Una buena comunicación es importante en cualquier relación, ya sea laboral, familiar o afectivo-sexual, pero es más fácil que surjan más emociones o complicaciones en este último área, ya que suelen ser relaciones que se convierten en una gran parte de nuestra vida (todavía más si convivimos con esa persona o tenemos responsabilidades en común como hijos, animales, hipotecas, etc.)

No importa el punto temporal de la relación (os estéis conociendo o ya llevéis un tiempo) o el tipo de relación (monógama, poliamorosa, etc.) en el que te encuentres, la comunicación abre un canal entre dos personas que permite ajustar expectativas, resolver desacuerdos y construir una base sólida para la relación. En especial, si estás empezado, sentar un buen precedente de comunicación ayuda a que el resto de la relación se gestione de la mejor manera posible, y minimiza malentendidos; y si estás en una relación poliamorosa, la comunicación es esencial para manejar las emociones y circunstancias tan complejas, al haber más personas involucradas.

Una mala comunicación puede fomentar:

  • Malentendidos, estresores y situaciones más complejas
  • Sentimientos de estrés, confusión, decepción o frustración, que pueden ser muy intensos y recurrentes, ya que es fácil que se magnifiquen con cada pequeña situación desagradable que pueda darse de forma natural, al adoptar una posición defensiva.
  • Sentimientos de incomprensión, soledad o baja autoestima, que interfieran con otras áreas (trabajo, vida social…), aumenten la sensación de indefensión, desesperanza e incapacidad de cara a resolver problemas en todas las áreas y disminuyan la expresión de emociones, deseos y opiniones propios.
  • Sentimientos de ira, rechazo, desconfianza, que favorecen las dudas sobre la relación, intolerancia al malestar del otro y actitudes defensivas.
  • Una distancia emocional y física, debido a los eventos y emociones anteriores, que hacen menos atractivo el tiempo, proyectos y entorno que en común con la pareja. A su vez, esto retroalimenta esas emociones desagradables y dificulta que se pueda reparar o mejorar la comunicación, y puede llevar a una independencia total (vidas paralelas).

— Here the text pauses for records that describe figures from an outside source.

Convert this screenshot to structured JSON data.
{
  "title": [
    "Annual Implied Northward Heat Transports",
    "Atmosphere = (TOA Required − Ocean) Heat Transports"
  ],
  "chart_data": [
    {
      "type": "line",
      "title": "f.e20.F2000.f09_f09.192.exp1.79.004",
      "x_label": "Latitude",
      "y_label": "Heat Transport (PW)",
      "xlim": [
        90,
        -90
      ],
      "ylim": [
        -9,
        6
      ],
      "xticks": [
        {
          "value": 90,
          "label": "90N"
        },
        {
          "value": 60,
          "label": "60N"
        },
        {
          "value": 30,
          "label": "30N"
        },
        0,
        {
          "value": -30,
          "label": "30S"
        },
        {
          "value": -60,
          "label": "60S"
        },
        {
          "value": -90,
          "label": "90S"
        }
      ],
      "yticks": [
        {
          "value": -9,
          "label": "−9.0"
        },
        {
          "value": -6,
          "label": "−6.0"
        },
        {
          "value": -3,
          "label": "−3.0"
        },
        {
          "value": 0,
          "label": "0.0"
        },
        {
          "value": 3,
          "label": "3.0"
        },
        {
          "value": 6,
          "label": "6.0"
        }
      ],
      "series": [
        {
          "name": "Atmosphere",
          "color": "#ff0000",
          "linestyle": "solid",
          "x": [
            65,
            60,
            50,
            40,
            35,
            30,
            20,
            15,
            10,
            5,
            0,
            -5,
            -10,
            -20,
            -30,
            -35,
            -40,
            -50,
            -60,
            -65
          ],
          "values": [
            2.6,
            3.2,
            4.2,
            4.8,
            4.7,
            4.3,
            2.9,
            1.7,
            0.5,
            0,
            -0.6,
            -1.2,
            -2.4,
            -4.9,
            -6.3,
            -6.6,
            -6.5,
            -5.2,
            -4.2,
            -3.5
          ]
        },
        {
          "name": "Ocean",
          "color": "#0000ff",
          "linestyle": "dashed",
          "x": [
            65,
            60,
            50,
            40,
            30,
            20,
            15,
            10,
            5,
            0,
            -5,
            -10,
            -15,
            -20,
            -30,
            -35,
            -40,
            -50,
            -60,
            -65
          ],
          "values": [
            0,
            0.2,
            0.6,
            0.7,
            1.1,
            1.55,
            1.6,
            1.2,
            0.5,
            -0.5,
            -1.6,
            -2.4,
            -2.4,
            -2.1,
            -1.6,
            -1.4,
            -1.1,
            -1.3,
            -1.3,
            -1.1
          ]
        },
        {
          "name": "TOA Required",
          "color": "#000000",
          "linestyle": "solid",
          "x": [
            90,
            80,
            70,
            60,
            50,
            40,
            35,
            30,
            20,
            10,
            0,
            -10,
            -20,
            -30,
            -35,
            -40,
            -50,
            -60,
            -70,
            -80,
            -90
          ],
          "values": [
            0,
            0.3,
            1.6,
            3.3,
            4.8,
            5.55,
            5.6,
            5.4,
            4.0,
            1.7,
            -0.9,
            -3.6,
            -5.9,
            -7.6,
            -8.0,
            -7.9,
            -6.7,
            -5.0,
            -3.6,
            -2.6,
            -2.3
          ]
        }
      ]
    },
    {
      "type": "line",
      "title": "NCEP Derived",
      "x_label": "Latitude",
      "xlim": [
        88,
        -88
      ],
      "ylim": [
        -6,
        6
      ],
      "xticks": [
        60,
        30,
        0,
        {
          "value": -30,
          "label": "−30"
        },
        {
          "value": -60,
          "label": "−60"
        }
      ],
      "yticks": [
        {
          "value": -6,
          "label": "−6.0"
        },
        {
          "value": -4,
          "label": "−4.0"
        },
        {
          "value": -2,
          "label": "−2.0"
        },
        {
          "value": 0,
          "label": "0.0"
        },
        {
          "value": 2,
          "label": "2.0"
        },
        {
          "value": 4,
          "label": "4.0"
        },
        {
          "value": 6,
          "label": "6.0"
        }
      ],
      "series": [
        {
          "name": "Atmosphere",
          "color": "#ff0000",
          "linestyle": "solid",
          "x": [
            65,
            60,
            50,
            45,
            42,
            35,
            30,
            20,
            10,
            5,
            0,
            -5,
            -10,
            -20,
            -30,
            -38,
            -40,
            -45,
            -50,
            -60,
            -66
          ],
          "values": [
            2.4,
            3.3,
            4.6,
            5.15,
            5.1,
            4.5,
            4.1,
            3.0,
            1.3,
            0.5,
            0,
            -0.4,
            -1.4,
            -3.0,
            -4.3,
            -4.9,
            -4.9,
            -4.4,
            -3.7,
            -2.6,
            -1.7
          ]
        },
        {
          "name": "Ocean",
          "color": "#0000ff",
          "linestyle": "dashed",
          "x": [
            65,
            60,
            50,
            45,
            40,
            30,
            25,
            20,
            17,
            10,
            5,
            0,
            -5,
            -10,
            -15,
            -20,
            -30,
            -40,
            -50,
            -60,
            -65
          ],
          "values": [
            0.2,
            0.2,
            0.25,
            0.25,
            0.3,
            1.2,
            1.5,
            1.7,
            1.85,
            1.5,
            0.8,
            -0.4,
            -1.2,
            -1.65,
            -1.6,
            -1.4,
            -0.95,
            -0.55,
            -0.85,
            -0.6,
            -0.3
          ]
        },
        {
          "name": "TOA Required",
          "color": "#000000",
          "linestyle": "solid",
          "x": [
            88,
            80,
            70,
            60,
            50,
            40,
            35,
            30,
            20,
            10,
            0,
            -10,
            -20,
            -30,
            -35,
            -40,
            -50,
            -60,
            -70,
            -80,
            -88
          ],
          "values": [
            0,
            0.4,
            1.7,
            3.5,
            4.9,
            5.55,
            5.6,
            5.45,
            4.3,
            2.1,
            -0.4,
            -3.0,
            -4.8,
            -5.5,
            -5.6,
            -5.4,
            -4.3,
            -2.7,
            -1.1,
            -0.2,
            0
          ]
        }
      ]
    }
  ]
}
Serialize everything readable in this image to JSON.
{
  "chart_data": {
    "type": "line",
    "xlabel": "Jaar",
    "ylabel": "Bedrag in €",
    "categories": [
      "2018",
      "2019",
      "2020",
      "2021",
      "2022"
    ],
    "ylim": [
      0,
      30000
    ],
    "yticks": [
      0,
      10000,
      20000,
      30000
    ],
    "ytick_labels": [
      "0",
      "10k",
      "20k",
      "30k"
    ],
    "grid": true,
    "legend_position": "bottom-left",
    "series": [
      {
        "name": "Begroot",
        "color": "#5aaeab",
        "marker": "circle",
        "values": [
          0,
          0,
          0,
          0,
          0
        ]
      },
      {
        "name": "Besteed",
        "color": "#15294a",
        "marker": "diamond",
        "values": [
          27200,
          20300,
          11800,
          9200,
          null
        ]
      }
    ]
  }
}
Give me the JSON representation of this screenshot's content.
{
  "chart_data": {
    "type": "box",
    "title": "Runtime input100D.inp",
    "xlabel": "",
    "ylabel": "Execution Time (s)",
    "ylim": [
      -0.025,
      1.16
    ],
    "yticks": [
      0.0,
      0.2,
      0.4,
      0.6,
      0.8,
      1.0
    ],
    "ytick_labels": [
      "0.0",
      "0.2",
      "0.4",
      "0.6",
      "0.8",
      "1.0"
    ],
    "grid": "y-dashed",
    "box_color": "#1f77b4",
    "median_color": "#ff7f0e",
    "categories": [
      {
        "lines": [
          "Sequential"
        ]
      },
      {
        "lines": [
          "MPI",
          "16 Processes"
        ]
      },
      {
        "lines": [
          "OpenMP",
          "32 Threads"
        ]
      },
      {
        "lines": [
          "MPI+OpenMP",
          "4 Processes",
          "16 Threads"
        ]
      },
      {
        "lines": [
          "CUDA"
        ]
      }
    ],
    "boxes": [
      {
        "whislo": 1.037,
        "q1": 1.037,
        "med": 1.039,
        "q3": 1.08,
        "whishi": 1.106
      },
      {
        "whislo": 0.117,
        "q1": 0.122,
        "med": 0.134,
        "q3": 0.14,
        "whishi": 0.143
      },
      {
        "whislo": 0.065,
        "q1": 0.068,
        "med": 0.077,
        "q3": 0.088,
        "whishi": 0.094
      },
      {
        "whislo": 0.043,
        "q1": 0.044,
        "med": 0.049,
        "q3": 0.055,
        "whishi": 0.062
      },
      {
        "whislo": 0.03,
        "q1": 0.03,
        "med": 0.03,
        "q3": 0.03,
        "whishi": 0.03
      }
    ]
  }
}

Obstáculos en la buena comunicación

Tener una conversación en la que la comunicación sea clara y sincera es más complicado de lo que parece, y especialmente si se tratan de temas delicados o que nos tocan emocionalmente. A continuación, os dejamos algunas situaciones o conductas que dificultan la comunicación:

  • Objetivos contradictorios, ver a la otra persona como un enemigo o rival, y momentos o lugares inadecuados
  • Cambiar de contenido constantemente o hablar de forma vaga y ambigua, el alejamiento temporal (hablar en exceso del pasado o de un futuro hipotético), o la expresión desconectada (mencionar ejemplos irrelevantes o situaciones hipotéticas),
  • Un escaso lenguaje positivo o excesivo lenguaje negativo sobre o hacia el otro
  • Una comunicación de una de las personas excesiva o escasa (en el discurso y en la velocidad de respuesta), ignorar, no escuchar o interrumpir a la otra persona
  • Excesivas generalizaciones y afirmaciones radicales (como todo o nada)
  • Interpretaciones erróneas (asumir que sabes cómo el otro se siente o piensa, o al revés)
  • Estados emocionales muy intensos.
  • El uso de sarcasmo o ironías para ridiculizar a la otra persona,
  • Insultos, acusaciones o amenazas, y responder a quejas con otras quejas.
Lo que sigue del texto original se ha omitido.